I just can't really watch football very much anymore. Well, that's not quite true. I can watch it, but I get bored easily now. And it really takes something to make me enjoy it. (This is horrifying and incomprehensible to five-year-old Wesley, or ten-year-old Wesley, or fourteen-year-old Wesley.) But everything just seems so cynical, everything is driven by money, college and pro both, and things like history and rivalries and geography have been thrown by the wayside. Athletes are jerks and ESPN lobbies for certain teams and players while completing ignoring the fact that there are other media outlets in existence, it's disgusting. I mean, the Cotton Bowl was almost completely ignored in coverage this week on their website because it's on Fox, when that's the best bowl this season.
And guys like Johnny Manziel, Tom Brady, Cam Newton.... The rule changes designed to in theory promote safety are destroying the game; and besides that, it's just...really violent. It's always been like that; but sometime you start to wonder, "Why am I entertaining myself by watching guys destroy their bodies for their employers to make inconceivable amounts of profit, when those employers will just find new employees next week to replace the current workforce when they wear out?" The last time I really paid attention to the NFL was the 2011 season after the lockout, where Tim Tebow took over Denver and everybody in America went crazy in one direction or other in response. And I wasn't even really paying close attention to the league as a whole at that time, was busy with senior-year stuff and other things. The NFL, everything's so, like...sexualized, with the cheerleaders and sometimes-racy commercials and halftime shows and stuff, that can't be healthy, spiritually, can it? College is a joke; basically seems like if not quite slavery, then Chinese-export manufacturing. If thousands of young adults are going to sacrifice four years of their lives for their universities and everyone else to profit, shouldn't they be paid? And the "Rah-rah, go RiverHawks! So proud I go to school here!" that's expected if you force yourself to watch the misery of NSU games...

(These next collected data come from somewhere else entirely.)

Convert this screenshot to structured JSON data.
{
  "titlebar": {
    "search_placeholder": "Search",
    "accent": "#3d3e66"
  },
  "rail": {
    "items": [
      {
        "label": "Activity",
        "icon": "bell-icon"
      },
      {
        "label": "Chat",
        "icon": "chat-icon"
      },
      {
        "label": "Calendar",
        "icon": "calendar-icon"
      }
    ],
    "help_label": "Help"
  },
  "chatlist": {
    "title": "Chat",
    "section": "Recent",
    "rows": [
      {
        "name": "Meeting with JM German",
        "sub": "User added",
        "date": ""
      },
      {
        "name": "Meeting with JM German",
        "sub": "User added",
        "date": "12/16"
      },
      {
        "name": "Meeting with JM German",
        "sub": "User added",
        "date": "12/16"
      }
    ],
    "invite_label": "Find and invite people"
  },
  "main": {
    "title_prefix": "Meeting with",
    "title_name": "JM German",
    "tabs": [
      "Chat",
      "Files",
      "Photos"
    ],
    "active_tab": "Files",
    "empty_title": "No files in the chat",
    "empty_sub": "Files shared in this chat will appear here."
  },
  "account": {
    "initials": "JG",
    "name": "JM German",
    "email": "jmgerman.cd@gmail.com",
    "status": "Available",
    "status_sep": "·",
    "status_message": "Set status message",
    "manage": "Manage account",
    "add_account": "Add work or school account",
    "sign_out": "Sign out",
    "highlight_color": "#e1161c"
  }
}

We haven't done the Thanksgiving betting pool on the Cowboys game for the last two years, nobody really cares enough to make an effort to bring it back. I've spent the last couple Super Bowls rooting for the commercials to win, chatting with Amanda and playing Scrabble with the Galdamezes.
I don't know. Maybe it's just that sports should be an escape from life, and don't function too well as a life in themselves.
I can watch and enjoy high school sports, though. In any sport, those players are playing for their towns, for their schools; parents and little siblings and people from church. Maybe there's a college scholarship out there, but probably not. Life's going to go on after the season, there will be other sports to follow. It's a key part of the rhythm of small-town life.
Good article, Wesley. I think all the hype and advertising is what ruins it. I do love to go to a high school stadium on a chilly Friday night and watch local games, don't you?
ReplyDeleteYes, there's something special about small-town high school games.